To deduce the formula for all the unique permutations of length $\color{red}{L}$ of $\{t_1,t_2,...,t_k\}$, we must find all combinations $=\{c_1,c_2,...,c_k\}$ where $0 \leq c_k \leq t_k$, such that $ \color{red}{c_1 + \cdots + c_k = L} $.

What we need, is the product of the factorials of the elements of that combination: $ \color{limegreen}{\prod_{i=1}^k c_i!} $

Define the number of combinations as $J$. In closing, to answer your question, the number of permutations is $$ = \sum_{j=1}^J \frac{\color{red}{L}!}{\color{limegreen}{\prod_{i=1}^k c_i!}} = \sum_{\color{red}{c_1 + \cdots + c_n = L}} \binom{\color{red}{L}}{c_1,c_2, \cdots, c_n}, $$

as a closed form expression with a Multinomial Coefficient. QED.

Remark

Originally, OP worded this question too verbosely as follows.
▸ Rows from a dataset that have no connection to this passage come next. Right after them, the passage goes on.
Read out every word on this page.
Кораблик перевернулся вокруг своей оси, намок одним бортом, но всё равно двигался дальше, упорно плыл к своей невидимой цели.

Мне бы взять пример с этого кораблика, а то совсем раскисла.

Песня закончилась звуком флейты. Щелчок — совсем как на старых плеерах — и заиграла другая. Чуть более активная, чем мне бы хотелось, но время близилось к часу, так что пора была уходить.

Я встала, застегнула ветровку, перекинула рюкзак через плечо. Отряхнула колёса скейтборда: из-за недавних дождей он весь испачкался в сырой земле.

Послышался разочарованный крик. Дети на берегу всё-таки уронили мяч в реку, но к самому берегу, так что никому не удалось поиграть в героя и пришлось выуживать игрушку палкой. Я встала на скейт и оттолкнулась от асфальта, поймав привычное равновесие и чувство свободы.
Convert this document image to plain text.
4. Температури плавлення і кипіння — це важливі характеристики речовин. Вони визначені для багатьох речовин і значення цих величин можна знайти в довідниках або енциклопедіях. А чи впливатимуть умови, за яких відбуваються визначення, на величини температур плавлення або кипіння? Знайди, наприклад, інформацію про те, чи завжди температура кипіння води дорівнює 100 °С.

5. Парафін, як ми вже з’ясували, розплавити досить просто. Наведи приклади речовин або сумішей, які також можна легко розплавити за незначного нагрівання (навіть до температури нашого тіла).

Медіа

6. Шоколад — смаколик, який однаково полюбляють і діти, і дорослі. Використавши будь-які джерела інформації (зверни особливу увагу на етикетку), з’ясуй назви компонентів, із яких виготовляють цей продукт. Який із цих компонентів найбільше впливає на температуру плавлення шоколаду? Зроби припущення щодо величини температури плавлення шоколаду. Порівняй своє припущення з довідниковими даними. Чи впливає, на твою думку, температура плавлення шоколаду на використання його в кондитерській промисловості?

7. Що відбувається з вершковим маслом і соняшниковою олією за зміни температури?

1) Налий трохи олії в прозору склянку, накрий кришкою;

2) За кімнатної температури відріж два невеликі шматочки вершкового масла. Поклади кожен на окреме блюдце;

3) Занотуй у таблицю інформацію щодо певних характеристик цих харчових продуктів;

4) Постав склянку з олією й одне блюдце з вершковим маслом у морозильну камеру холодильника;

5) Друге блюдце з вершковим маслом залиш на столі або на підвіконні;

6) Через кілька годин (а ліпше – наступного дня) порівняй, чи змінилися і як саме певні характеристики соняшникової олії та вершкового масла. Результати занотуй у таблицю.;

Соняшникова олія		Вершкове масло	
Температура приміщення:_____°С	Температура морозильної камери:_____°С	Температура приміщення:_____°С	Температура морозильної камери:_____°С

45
How can I find the number of k-permutations of n objects, where there are x types of objects, and $r_1, r_2, r_3 ... r_x$ give the number of each type of object?

But it's pleonastic to moot $n$ at all, because $n \stackrel{\text{def}}{=} r_1 + r_2 + r_3 + \cdots + r_x.$

"where there are x types of objects" is redundant too! $r_x$ itself entails $x$ types, because by definition, $r_x$ means $x$ types of $r$ objects.